OperationsCenter: Annotations: ad.datadoghq.com/jenkins.check_names: '["jenkins"]' ad.datadoghq.com/jenkins.init_configs: '[{"is_jmx": true, "collect_default_metrics": true}]' ad.datadoghq.com/jenkins.instances: '[{"jmx_url": "service:jmx:rmi:///jndi/rmi://%%host%%:1099/jmxrmi"}]' JavaOpts: >- -Dcom.sun.management.jmxremote.port=1099 -Dcom.sun.management.jmxremote.authenticate=false -Dcom.sun.management.jmxremote.ssl=false Master: JavaOpts: >- -Dcom.sun.management.jmxremote.port=1099 -Dcom.sun.management.jmxremote.authenticate=false -Dcom.sun.management.jmxremote.ssl=false

This enables JMX monitoring on operations center as well as on all managed controllers.

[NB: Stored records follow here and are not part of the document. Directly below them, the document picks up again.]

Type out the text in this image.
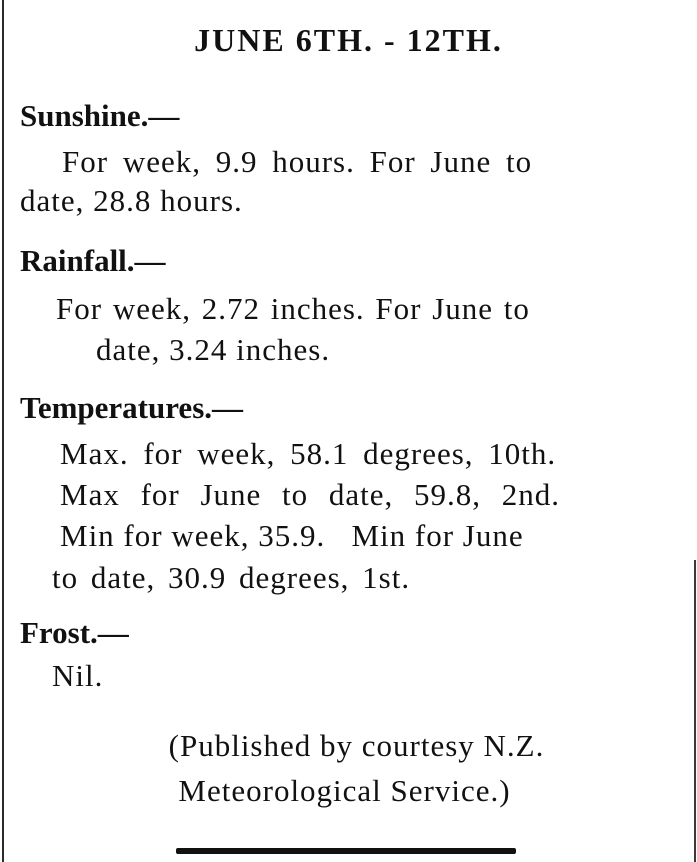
JUNE 6TH. - 12TH.
Sunshine.—
For week, 9.9 hours. For June to
date, 28.8 hours.
Rainfall.—
For week, 2.72 inches. For June to
date, 3.24 inches.
Temperatures.—
Max. for week, 58.1 degrees, 10th.
Max for June to date, 59.8, 2nd.
Min for week, 35.9.   Min for June
to date, 30.9 degrees, 1st.
Frost.—
Nil.
(Published by courtesy N.Z.
Meteorological Service.)
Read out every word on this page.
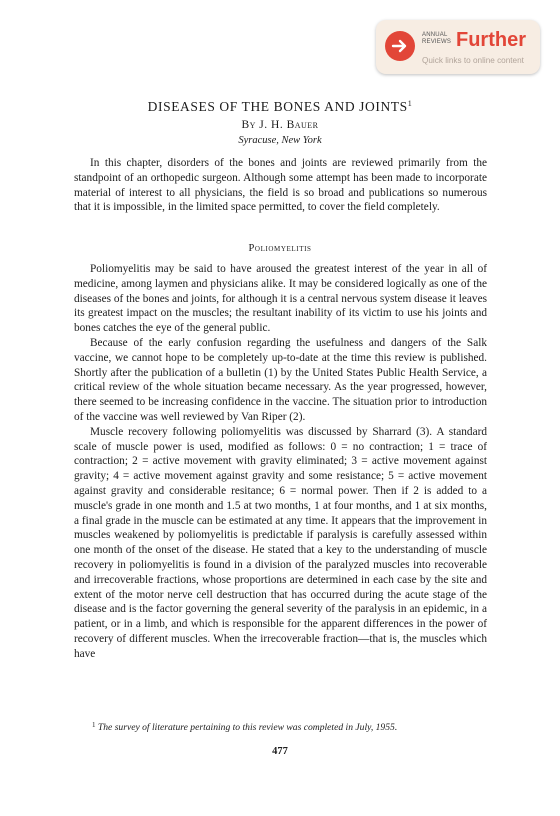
ANNUAL
REVIEWS Further
Quick links to online content
DISEASES OF THE BONES AND JOINTS$^1$
By J. H. Bauer
Syracuse, New York

In this chapter, disorders of the bones and joints are reviewed primarily from the standpoint of an orthopedic surgeon. Although some attempt has been made to incorporate material of interest to all physicians, the field is so broad and publications so numerous that it is impossible, in the limited space permitted, to cover the field completely.

Poliomyelitis

Poliomyelitis may be said to have aroused the greatest interest of the year in all of medicine, among laymen and physicians alike. It may be considered logically as one of the diseases of the bones and joints, for although it is a central nervous system disease it leaves its greatest impact on the muscles; the resultant inability of its victim to use his joints and bones catches the eye of the general public.

Because of the early confusion regarding the usefulness and dangers of the Salk vaccine, we cannot hope to be completely up-to-date at the time this review is published. Shortly after the publication of a bulletin (1) by the United States Public Health Service, a critical review of the whole situation became necessary. As the year progressed, however, there seemed to be increasing confidence in the vaccine. The situation prior to introduction of the vaccine was well reviewed by Van Riper (2).

Muscle recovery following poliomyelitis was discussed by Sharrard (3). A standard scale of muscle power is used, modified as follows: 0 = no contraction; 1 = trace of contraction; 2 = active movement with gravity eliminated; 3 = active movement against gravity; 4 = active movement against gravity and some resistance; 5 = active movement against gravity and considerable resitance; 6 = normal power. Then if 2 is added to a muscle's grade in one month and 1.5 at two months, 1 at four months, and 1 at six months, a final grade in the muscle can be estimated at any time. It appears that the improvement in muscles weakened by poliomyelitis is predictable if paralysis is carefully assessed within one month of the onset of the disease. He stated that a key to the understanding of muscle recovery in poliomyelitis is found in a division of the paralyzed muscles into recoverable and irrecoverable fractions, whose proportions are determined in each case by the site and extent of the motor nerve cell destruction that has occurred during the acute stage of the disease and is the factor governing the general severity of the paralysis in an epidemic, in a patient, or in a limb, and which is responsible for the apparent differences in the power of recovery of different muscles. When the irrecoverable fraction—that is, the muscles which have

$^1$ The survey of literature pertaining to this review was completed in July, 1955.
477
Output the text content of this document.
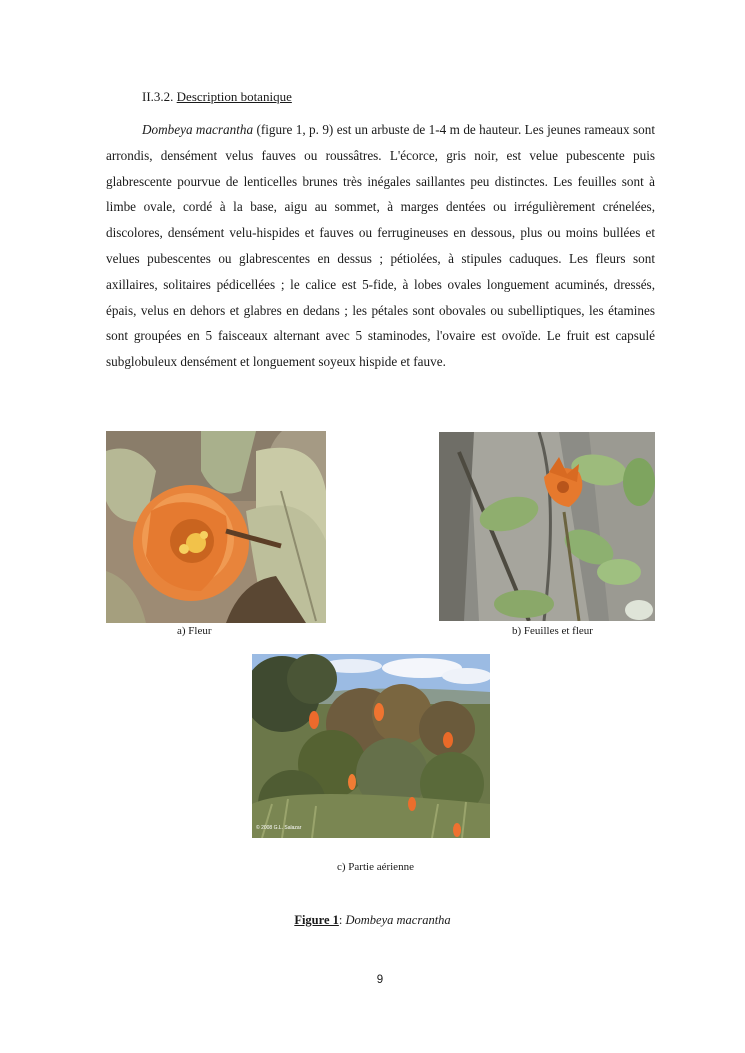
II.3.2. Description botanique

Dombeya macrantha (figure 1, p. 9) est un arbuste de 1-4 m de hauteur. Les jeunes rameaux sont arrondis, densément velus fauves ou roussâtres. L'écorce, gris noir, est velue pubescente puis glabrescente pourvue de lenticelles brunes très inégales saillantes peu distinctes. Les feuilles sont à limbe ovale, cordé à la base, aigu au sommet, à marges dentées ou irrégulièrement crénelées, discolores, densément velu-hispides et fauves ou ferrugineuses en dessous, plus ou moins bullées et velues pubescentes ou glabrescentes en dessus ; pétiolées, à stipules caduques. Les fleurs sont axillaires, solitaires pédicellées ; le calice est 5-fide, à lobes ovales longuement acuminés, dressés, épais, velus en dehors et glabres en dedans ; les pétales sont obovales ou subelliptiques, les étamines sont groupées en 5 faisceaux alternant avec 5 staminodes, l'ovaire est ovoïde. Le fruit est capsulé subglobuleux densément et longuement soyeux hispide et fauve.

© 2008 G.L. Salazar
a) Fleur	b) Feuilles et fleur
c) Partie aérienne
Figure 1: Dombeya macrantha
9
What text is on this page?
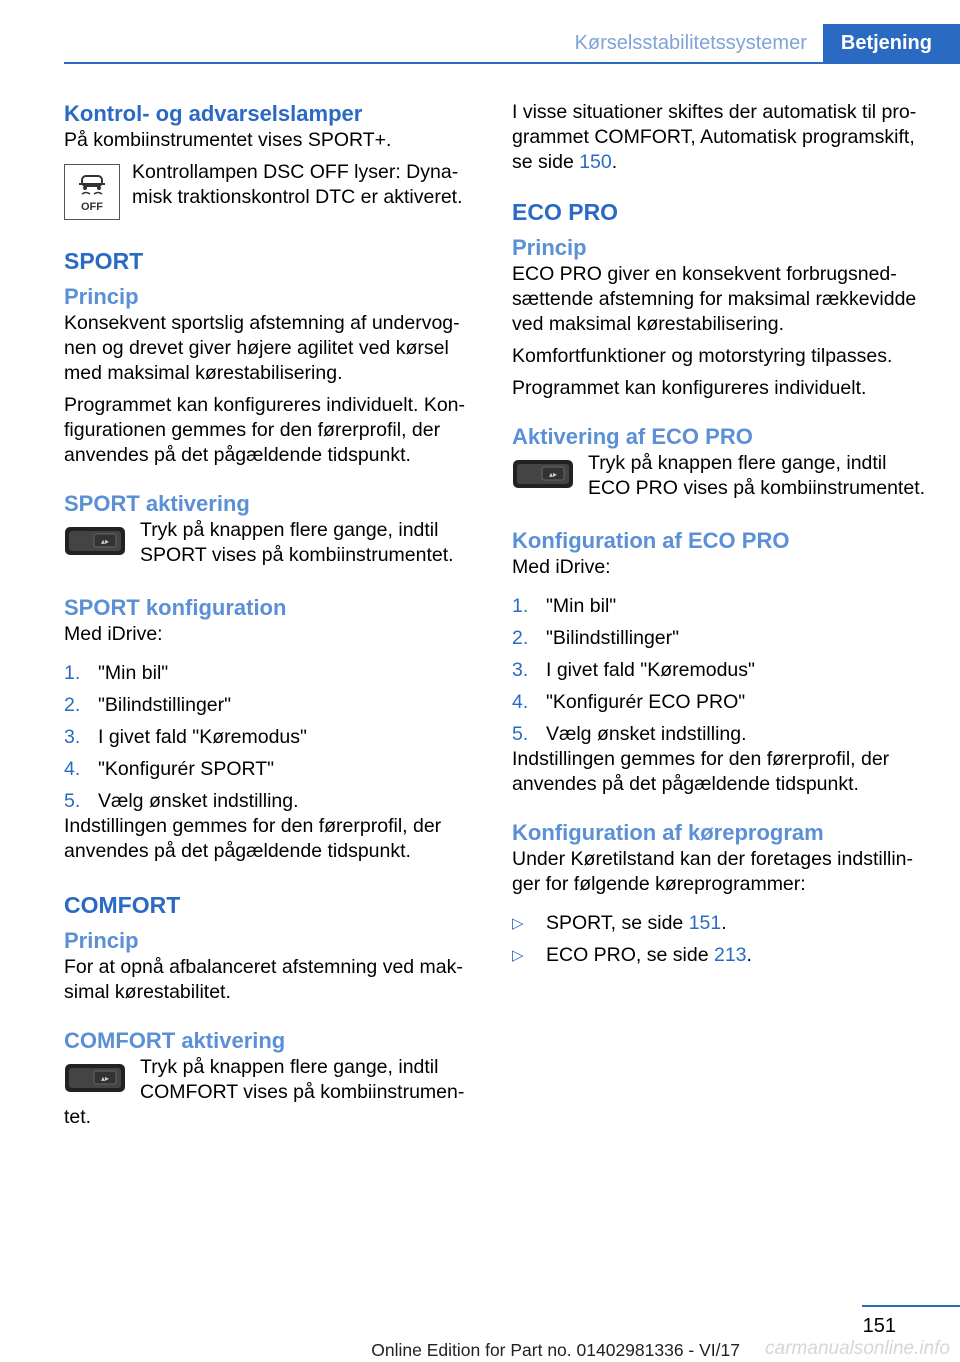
Kørselsstabilitetssystemer	Betjening
Kontrol- og advarselslamper

På kombiinstrumentet vises SPORT+.

OFF

Kontrollampen DSC OFF lyser: Dynamisk traktionskontrol DTC er aktiveret.

SPORT
Princip

Konsekvent sportslig afstemning af undervognen og drevet giver højere agilitet ved kørsel med maksimal kørestabilisering.

Programmet kan konfigureres individuelt. Konfigurationen gemmes for den førerprofil, der anvendes på det pågældende tidspunkt.

SPORT aktivering
▴▸

Tryk på knappen flere gange, indtil SPORT vises på kombiinstrumentet.

SPORT konfiguration

Med iDrive:

1. "Min bil"
2. "Bilindstillinger"
3. I givet fald "Køremodus"
4. "Konfigurér SPORT"
5. Vælg ønsket indstilling.

Indstillingen gemmes for den førerprofil, der anvendes på det pågældende tidspunkt.

COMFORT
Princip

For at opnå afbalanceret afstemning ved maksimal kørestabilitet.

COMFORT aktivering
▴▸

Tryk på knappen flere gange, indtil COMFORT vises på kombiinstrumentet.

I visse situationer skiftes der automatisk til programmet COMFORT, Automatisk programskift, se side 150.

ECO PRO
Princip

ECO PRO giver en konsekvent forbrugsnedsættende afstemning for maksimal rækkevidde ved maksimal kørestabilisering.

Komfortfunktioner og motorstyring tilpasses.

Programmet kan konfigureres individuelt.

Aktivering af ECO PRO
▴▸

Tryk på knappen flere gange, indtil ECO PRO vises på kombiinstrumentet.

Konfiguration af ECO PRO

Med iDrive:

1. "Min bil"
2. "Bilindstillinger"
3. I givet fald "Køremodus"
4. "Konfigurér ECO PRO"
5. Vælg ønsket indstilling.

Indstillingen gemmes for den førerprofil, der anvendes på det pågældende tidspunkt.

Konfiguration af køreprogram

Under Køretilstand kan der foretages indstillinger for følgende køreprogrammer:

▷	SPORT, se side 151.
▷	ECO PRO, se side 213.
151
Online Edition for Part no. 01402981336 - VI/17 carmanualsonline.info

The annotations are required in order for Datadog to autodiscover the exported metrics through JMX.

Managed controllers

The same set of annotations needs to be added to all controllers.

This can be done by browsing operations center then use Manage Jenkins  Configure System.

From there, go to the Kubernetes Controller Provisioning section  Advanced…​ button  YAML field.

Enter the following snippet:

kind: "StatefulSet" spec: template: metadata: annotations: ad.datadoghq.com/jenkins.check_names: '["jenkins"]' ad.datadoghq.com/jenkins.init_configs: '[{"is_jmx": true, "collect_default_metrics": true}]' ad.datadoghq.com/jenkins.instances: '[{"jmx_url": "service:jmx:rmi:///jndi/rmi://%%host%%:1099/jmxrmi"}]'

Then save.

You will have to edit each managed controller configuration and provide the same snippet in the yaml field.

Then restart each controller after applying the changes.

In August 2020, the Jenkins project voted to replace the term master with controller. We have taken a pragmatic approach to cleaning these up, ensuring the least amount of downstream impact as possible. CloudBees is committed to ensuring a culture and environment of inclusiveness and acceptance - this includes ensuring the changes are not just cosmetic ones, but pervasive. As this change happens, please note that the term master has been replaced through the latest versions of the CloudBees documentation with controller (as in managed controller, client controller, team controller) except when still used in the UI or in code.